Partager l'article ! Yan Lianke : Servir le peuple: Titre : Servir le peuple Titre original : Wei renmin fuwu Auteur : Yan Lia ...
Titre : Servir le peuple
Titre original : Wei renmin fuwu
Auteur : Yan Lianke
Origine : Chine
date de publication en Chine (avant censure) : 2005
Date de publication en France : 2006
Editeur : Philippe Picquier
Résumé : Durant la révolution culturelle, Wu Dawang un soldat venant de la province est affecté dans une caserne militaire. C’est un bon exemple capable de réciter les 286 phrases de la pensée maoïste et respectant à la lettre les directives du régime. Jusqu’au jour où il succombe aux avances Liu Lian, la femme de son colonel. S’ensuit des ébats sexuels où le plaisir trouve sa raison d’être dans la destruction d’objets à la gloire de Mao Zedong et de la révolution…

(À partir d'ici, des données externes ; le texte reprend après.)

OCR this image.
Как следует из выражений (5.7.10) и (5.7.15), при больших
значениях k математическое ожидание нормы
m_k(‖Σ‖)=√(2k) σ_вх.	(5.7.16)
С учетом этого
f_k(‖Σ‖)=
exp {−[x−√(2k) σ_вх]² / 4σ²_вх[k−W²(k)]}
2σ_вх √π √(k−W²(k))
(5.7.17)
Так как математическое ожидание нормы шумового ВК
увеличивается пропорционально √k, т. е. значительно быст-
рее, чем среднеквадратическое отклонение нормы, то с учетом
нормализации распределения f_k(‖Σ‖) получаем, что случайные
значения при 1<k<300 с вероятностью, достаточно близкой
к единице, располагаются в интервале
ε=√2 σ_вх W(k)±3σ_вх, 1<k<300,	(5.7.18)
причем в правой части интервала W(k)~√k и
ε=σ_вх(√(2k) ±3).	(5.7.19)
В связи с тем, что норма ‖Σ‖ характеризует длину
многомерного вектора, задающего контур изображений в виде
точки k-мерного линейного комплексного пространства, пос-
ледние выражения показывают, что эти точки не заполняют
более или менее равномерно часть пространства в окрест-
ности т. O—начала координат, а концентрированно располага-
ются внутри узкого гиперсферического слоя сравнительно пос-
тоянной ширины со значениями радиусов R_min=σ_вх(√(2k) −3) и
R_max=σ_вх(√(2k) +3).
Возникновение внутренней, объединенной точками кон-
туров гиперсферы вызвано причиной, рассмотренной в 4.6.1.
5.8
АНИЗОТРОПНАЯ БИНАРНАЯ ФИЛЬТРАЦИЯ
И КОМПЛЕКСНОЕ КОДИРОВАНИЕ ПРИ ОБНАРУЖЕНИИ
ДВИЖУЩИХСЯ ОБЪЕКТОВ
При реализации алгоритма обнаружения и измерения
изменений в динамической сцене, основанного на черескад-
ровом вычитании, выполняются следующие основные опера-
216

Note : « Servir le peuple » est un discours qui fut prononcé par Mao Zedong en 1944 et qui deviendra par la suite un leitmotiv de la révolution culturelle. L’auteur a poussé la logique jusqu’au bout puisqu’à la fin de l’ouvrage, on retrouve ce discours.
Critique : Voilà un roman bien particulier et dont il est rare que nous nous en fassions l’écho à Kochipan car il attaque coup sur coup les domaines de la politiques et du sexe. C’est donc à un public averti qu’il se destine en priorité. Mais que l’on se rassure il ne s’agit ni d’un livre de propagande ni un récit pornographique. Ce serait mal connaître l’auteur dont nous chroniquons pour la deuxième fois une œuvre. Il utilise l’humour et le cynisme pour mieux faire passer son message.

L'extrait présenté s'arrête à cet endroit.